À l'ouverture de son procès, le 16 mars 2004, Bertrand Cantat reconnaît "deux allers-retours" et implore le pardon. La défense renonce à plaider le "crime passionnel", alors moins sévèrement puni en Lituanie. Il est condamné à huit ans de prison le 29 mars. "Sa culpabilité est incontestable" mais il "n'a pas voulu les conséquences" de ses actes, estiment les juges. "Huit longues années à ruminer la mort donnée à sa compagne", commente France 2.
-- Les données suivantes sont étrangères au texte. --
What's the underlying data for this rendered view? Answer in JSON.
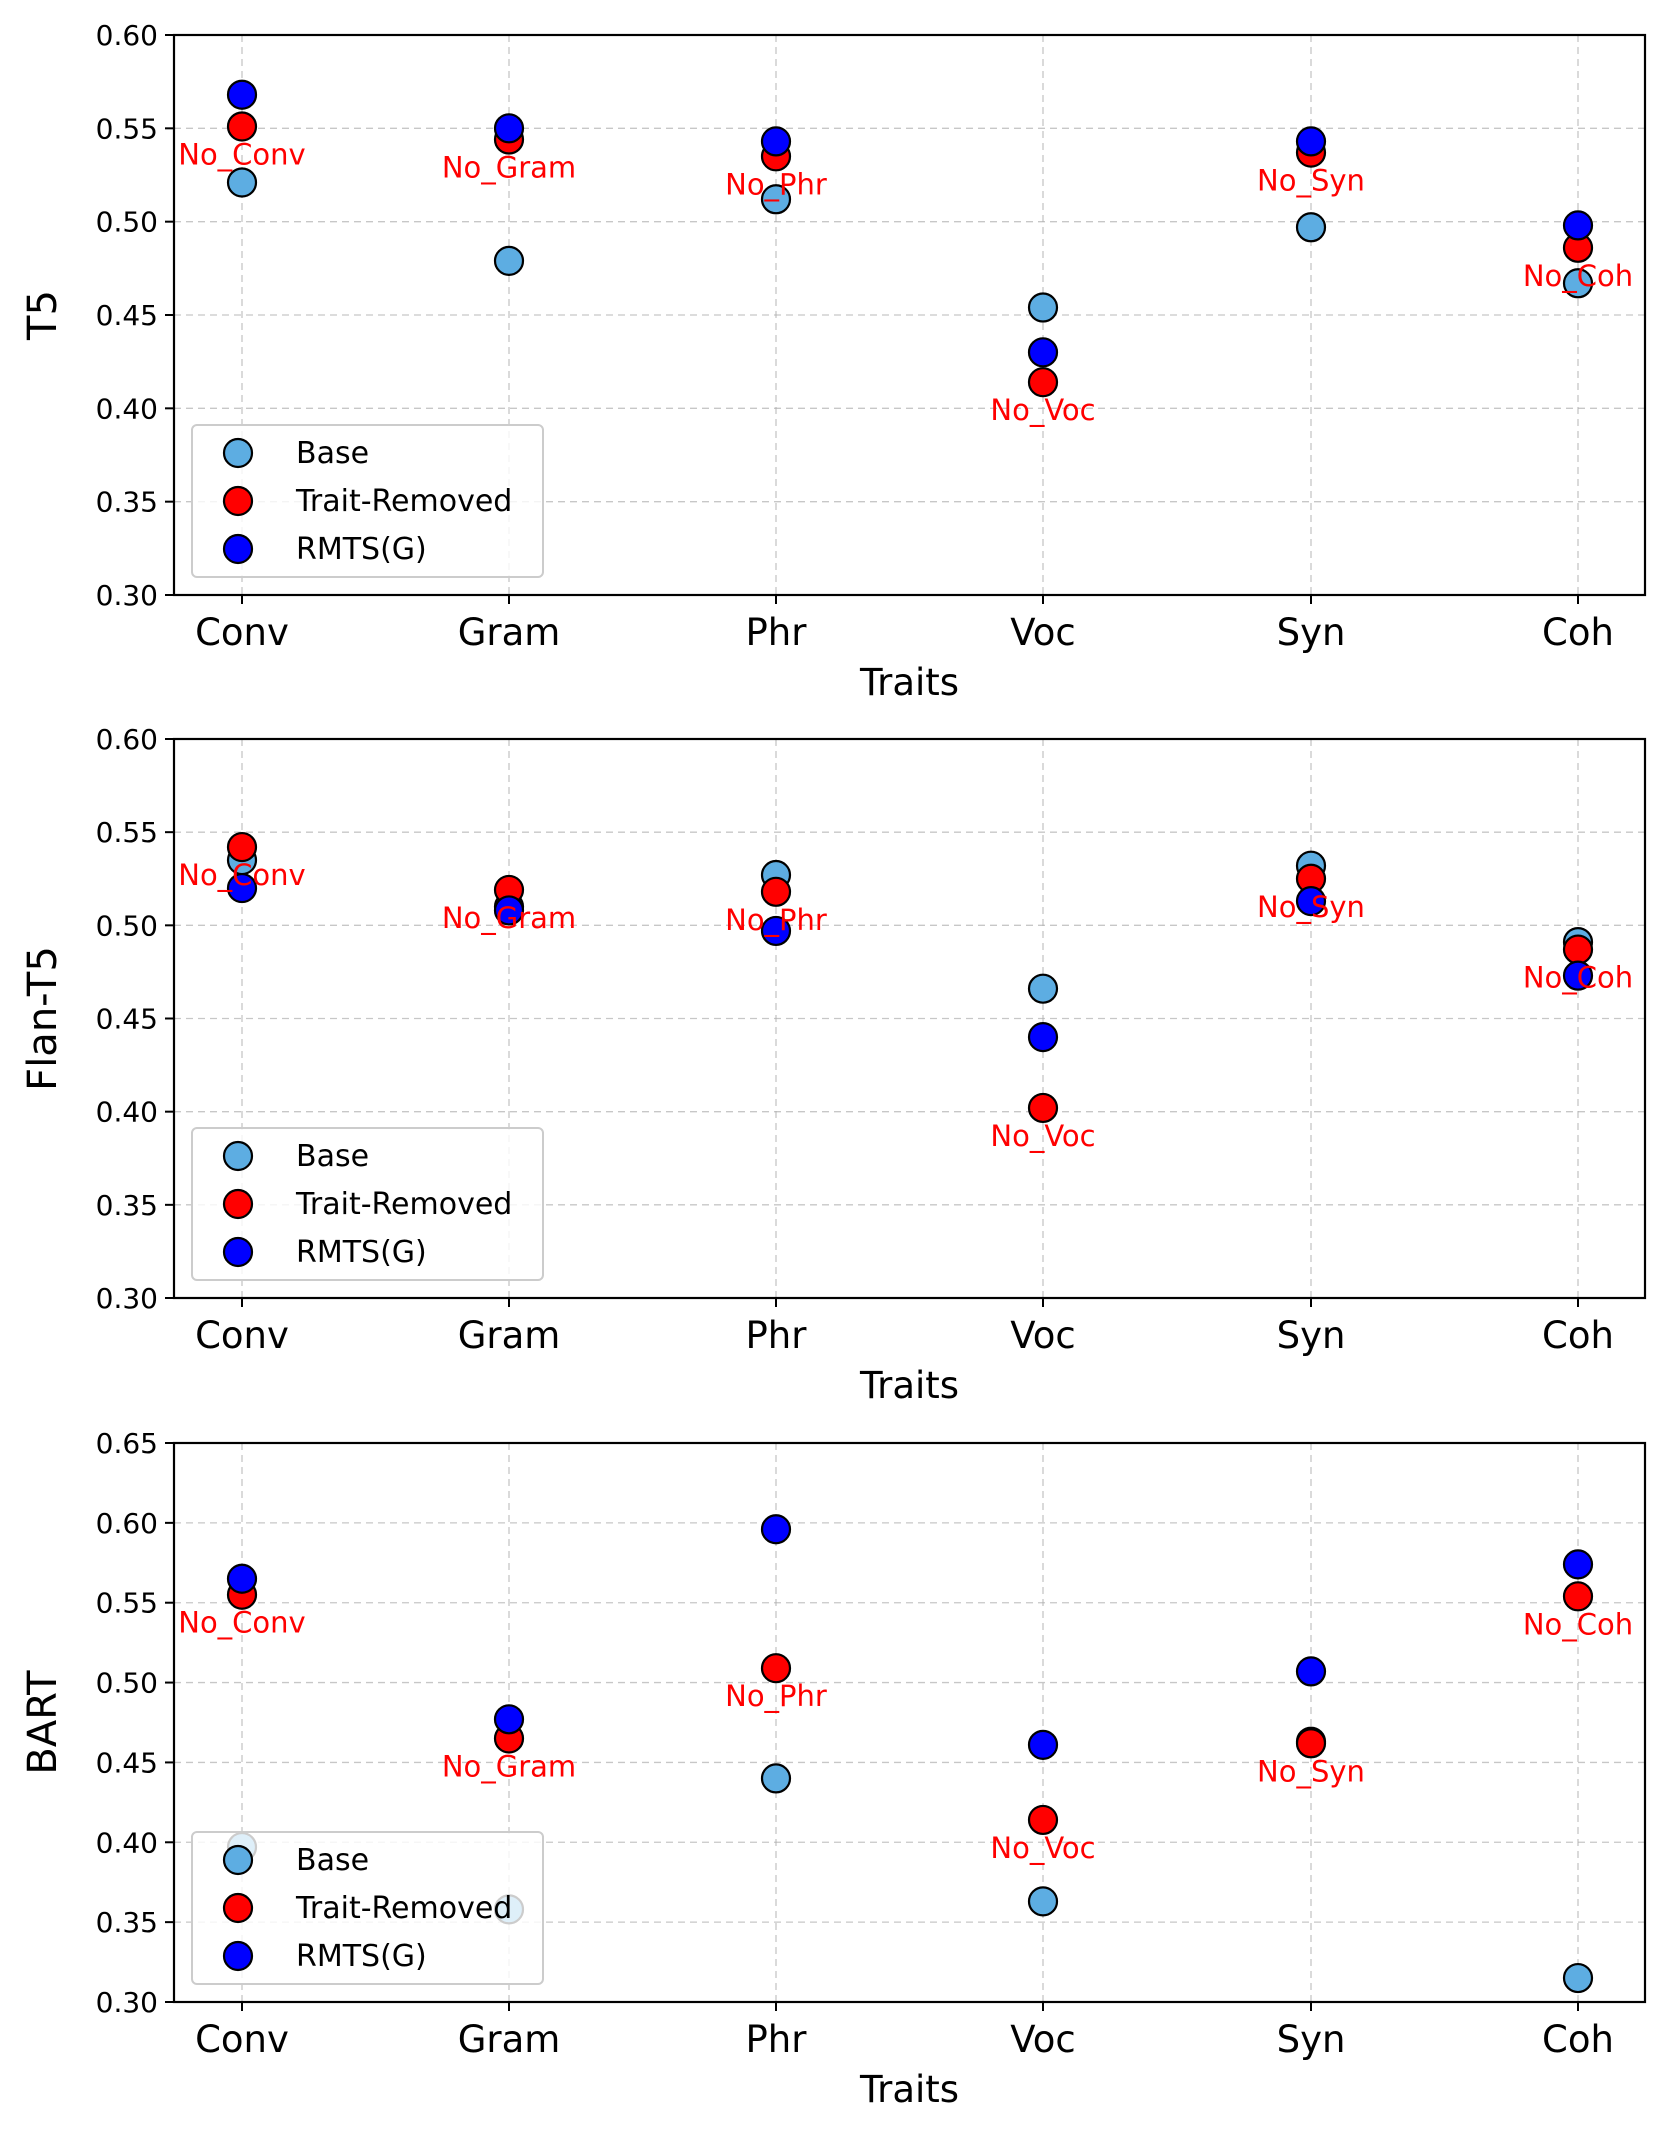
{
  "chart_data": [
    {
      "type": "scatter",
      "ylabel": "T5",
      "xlabel": "Traits",
      "categories": [
        "Conv",
        "Gram",
        "Phr",
        "Voc",
        "Syn",
        "Coh"
      ],
      "ylim": [
        0.3,
        0.6
      ],
      "yticks": [
        "0.30",
        "0.35",
        "0.40",
        "0.45",
        "0.50",
        "0.55",
        "0.60"
      ],
      "grid": true,
      "legend_position": "lower-left",
      "series": [
        {
          "name": "Base",
          "color": "#5dade2",
          "values": [
            0.521,
            0.479,
            0.512,
            0.454,
            0.497,
            0.467
          ]
        },
        {
          "name": "Trait-Removed",
          "color": "#ff0000",
          "values": [
            0.551,
            0.544,
            0.535,
            0.414,
            0.537,
            0.486
          ]
        },
        {
          "name": "RMTS(G)",
          "color": "#0000ff",
          "values": [
            0.568,
            0.55,
            0.543,
            0.43,
            0.543,
            0.498
          ]
        }
      ],
      "annotations": [
        "No_Conv",
        "No_Gram",
        "No_Phr",
        "No_Voc",
        "No_Syn",
        "No_Coh"
      ],
      "annotation_color": "#ff0000"
    },
    {
      "type": "scatter",
      "ylabel": "Flan-T5",
      "xlabel": "Traits",
      "categories": [
        "Conv",
        "Gram",
        "Phr",
        "Voc",
        "Syn",
        "Coh"
      ],
      "ylim": [
        0.3,
        0.6
      ],
      "yticks": [
        "0.30",
        "0.35",
        "0.40",
        "0.45",
        "0.50",
        "0.55",
        "0.60"
      ],
      "grid": true,
      "legend_position": "lower-left",
      "series": [
        {
          "name": "Base",
          "color": "#5dade2",
          "values": [
            0.535,
            0.51,
            0.527,
            0.466,
            0.532,
            0.491
          ]
        },
        {
          "name": "Trait-Removed",
          "color": "#ff0000",
          "values": [
            0.542,
            0.519,
            0.518,
            0.402,
            0.525,
            0.487
          ]
        },
        {
          "name": "RMTS(G)",
          "color": "#0000ff",
          "values": [
            0.52,
            0.508,
            0.497,
            0.44,
            0.513,
            0.473
          ]
        }
      ],
      "annotations": [
        "No_Conv",
        "No_Gram",
        "No_Phr",
        "No_Voc",
        "No_Syn",
        "No_Coh"
      ],
      "annotation_color": "#ff0000"
    },
    {
      "type": "scatter",
      "ylabel": "BART",
      "xlabel": "Traits",
      "categories": [
        "Conv",
        "Gram",
        "Phr",
        "Voc",
        "Syn",
        "Coh"
      ],
      "ylim": [
        0.3,
        0.65
      ],
      "yticks": [
        "0.30",
        "0.35",
        "0.40",
        "0.45",
        "0.50",
        "0.55",
        "0.60",
        "0.65"
      ],
      "grid": true,
      "legend_position": "lower-left",
      "series": [
        {
          "name": "Base",
          "color": "#5dade2",
          "values": [
            0.397,
            0.358,
            0.44,
            0.363,
            0.463,
            0.315
          ]
        },
        {
          "name": "Trait-Removed",
          "color": "#ff0000",
          "values": [
            0.555,
            0.465,
            0.509,
            0.414,
            0.462,
            0.554
          ]
        },
        {
          "name": "RMTS(G)",
          "color": "#0000ff",
          "values": [
            0.565,
            0.477,
            0.596,
            0.461,
            0.507,
            0.574
          ]
        }
      ],
      "annotations": [
        "No_Conv",
        "No_Gram",
        "No_Phr",
        "No_Voc",
        "No_Syn",
        "No_Coh"
      ],
      "annotation_color": "#ff0000"
    }
  ]
}
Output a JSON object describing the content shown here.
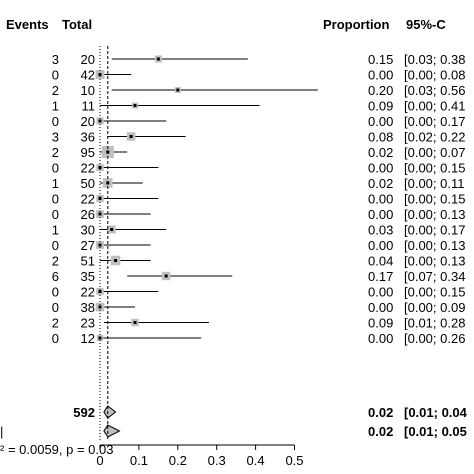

Bertrand Cantat est transféré dans une prison près de Toulouse le 28 septembre. Après quatre ans et demi de détention, le chanteur obtient sa libération conditionnelle le 16 octobre 2007. Nadine Trintignant dénonce "un signal négatif" envoyé à l'opinion en matière de violences faites aux femmes.
"Il est soutenu par une grande partie des médias"
Avec le recul, vingt ans plus tard, "l'affaire Cantat c'est l'affaire la plus emblématique en France des féminicides (...) cette histoire raconte tout ce qu'est un crime de violence conjugale 'banal'", expliquait ce dimanche sur France Inter la journaliste Anne-Sophie Jahn, autrice de Désir noir (Flammarion, 2023) sur ce sujet. Lorsqu'elle observe le traitement médiatique de 2003, "on est dans le champs lexical de l'amour, de la passion, du sentiment, on a l'impression qu'ils sont co-responsables d'un drame qui va être fatal à Marie Trintignant mais, finalement, dont elle serait quelque part l'auteure", juge-t-elle.
"Bertrand Cantat est une icône intouchable, il y a une forme de refus de voir en lui un simple criminel, un homme violent, qu'il est pourtant. Il est soutenu par une grande partie des médias, par la gauche, par ses fans et on va au contraire reporter la faute sur Marie Trintignant", assure Anne-Sophie Jahn.